Artrose vingergewricht
Artrose is een aandoening van de gewrichten. Normaal gesproken zijn de uiteinden van de botten in een gewricht bedekt met kraakbeen, dat ervoor zorgt dat de botten soepel en pijnloos over elkaar heen schuiven. Bij artrose slijt het kraakbeen en gaan de botten tegen elkaar wrijven. Er ontstaan klachten en uiteindelijk gaat het gewricht kapot.
Klachten
Artrose van het vingergewricht geeft pijnklachten, zwelling en een verminderde beweeglijkheid. Deze klachten kunnen u in uw dagelijks leven, bijvoorbeeld tijdens uw werk, beperken.
Oorzaak
Gewrichten hebben een ophanging die ontwrichting voorkomt.

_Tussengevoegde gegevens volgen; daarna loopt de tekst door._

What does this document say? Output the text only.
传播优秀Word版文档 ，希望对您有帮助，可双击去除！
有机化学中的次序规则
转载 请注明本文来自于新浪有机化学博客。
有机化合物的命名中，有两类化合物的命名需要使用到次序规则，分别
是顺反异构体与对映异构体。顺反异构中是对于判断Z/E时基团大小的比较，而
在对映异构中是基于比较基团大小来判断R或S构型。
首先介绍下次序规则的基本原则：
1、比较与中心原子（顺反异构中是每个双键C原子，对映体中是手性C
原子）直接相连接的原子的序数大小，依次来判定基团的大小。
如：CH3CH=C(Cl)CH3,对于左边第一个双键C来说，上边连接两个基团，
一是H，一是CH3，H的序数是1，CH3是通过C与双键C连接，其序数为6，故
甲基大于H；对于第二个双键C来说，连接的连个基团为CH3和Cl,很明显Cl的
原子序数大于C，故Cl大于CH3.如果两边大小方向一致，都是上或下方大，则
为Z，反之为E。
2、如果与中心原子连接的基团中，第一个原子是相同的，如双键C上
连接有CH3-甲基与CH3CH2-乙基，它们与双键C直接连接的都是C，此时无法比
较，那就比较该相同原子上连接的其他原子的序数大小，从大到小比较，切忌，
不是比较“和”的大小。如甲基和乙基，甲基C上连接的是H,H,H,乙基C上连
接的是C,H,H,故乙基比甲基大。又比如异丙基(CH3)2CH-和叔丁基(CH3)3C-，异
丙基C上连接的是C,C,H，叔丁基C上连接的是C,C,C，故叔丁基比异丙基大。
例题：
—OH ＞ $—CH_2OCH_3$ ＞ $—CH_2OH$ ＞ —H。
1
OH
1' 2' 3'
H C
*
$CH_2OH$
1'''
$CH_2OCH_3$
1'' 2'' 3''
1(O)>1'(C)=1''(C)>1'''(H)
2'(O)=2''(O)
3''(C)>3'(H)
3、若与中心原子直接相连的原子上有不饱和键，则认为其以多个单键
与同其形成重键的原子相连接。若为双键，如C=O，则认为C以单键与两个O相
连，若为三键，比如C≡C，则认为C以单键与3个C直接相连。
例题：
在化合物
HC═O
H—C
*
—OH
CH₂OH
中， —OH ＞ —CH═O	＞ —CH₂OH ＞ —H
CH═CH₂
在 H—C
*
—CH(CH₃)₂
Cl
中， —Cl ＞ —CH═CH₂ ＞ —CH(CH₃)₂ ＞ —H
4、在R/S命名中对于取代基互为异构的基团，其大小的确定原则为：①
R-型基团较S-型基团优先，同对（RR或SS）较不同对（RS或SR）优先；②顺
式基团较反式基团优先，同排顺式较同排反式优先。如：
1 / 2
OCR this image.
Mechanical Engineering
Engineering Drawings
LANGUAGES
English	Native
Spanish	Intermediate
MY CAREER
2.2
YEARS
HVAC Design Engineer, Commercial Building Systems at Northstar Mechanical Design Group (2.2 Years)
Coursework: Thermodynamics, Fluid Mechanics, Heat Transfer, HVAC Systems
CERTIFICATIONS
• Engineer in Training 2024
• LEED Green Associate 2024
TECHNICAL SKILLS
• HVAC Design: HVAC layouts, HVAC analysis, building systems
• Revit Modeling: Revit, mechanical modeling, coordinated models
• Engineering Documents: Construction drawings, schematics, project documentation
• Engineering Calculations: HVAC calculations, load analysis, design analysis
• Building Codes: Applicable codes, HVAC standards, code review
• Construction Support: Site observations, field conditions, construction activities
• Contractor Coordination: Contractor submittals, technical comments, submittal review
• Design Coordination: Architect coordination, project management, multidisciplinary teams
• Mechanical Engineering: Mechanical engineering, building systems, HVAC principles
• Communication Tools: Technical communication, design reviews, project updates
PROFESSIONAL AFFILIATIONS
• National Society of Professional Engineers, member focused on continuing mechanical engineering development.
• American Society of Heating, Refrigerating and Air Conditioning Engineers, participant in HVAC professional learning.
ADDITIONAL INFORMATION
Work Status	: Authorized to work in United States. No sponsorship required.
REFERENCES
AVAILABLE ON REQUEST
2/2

In de loop der jaren kan de ophanging van het vingergewricht gaan verslappen waardoor de gewrichtsoppervlakken verkeerd over elkaar bewegen en artrose ontstaat. De aandoening kan ook ontstaan na gewrichtsletsel, een breuk of bepaalde auto-immuun ziekten zoals reuma.
Mogelijke behandelingen
Algemeen
Voor (operatieve) behandeling van artrose van het vingergewricht zijn er een aantal opties. Uw huisarts kan er u meer over vertellen.
Risico’s
Bij elke operatie bestaat een kans op complicaties, deze is echter in dit geval klein. Zo kan er een infectie, een bloeding of een peesletsel optreden. In uitzonderlijke gevallen kan de polsprothese uit de kom raken.
Nazorg
Na sommige behandelingen is een gipsverband noodzakelijk. Bij andere behandelingen mag de patiënt de pols meteen weer bewegen. Tegen de pijn en de zwelling helpt een rustgips het beste. Nabehandeling door de handtherapeut is essentieel voor een optimaal resultaat.
Resultaat
Na de revalidatieperiode van twee tot drie maanden is de pijn in de vinger over het algemeen minimaal. De vinger kan na de behandeling doorgaans maximaal 50 procent buigen en strekken in vergelijking met een normale vinger. Wel is de vinger normaal te gebruiken.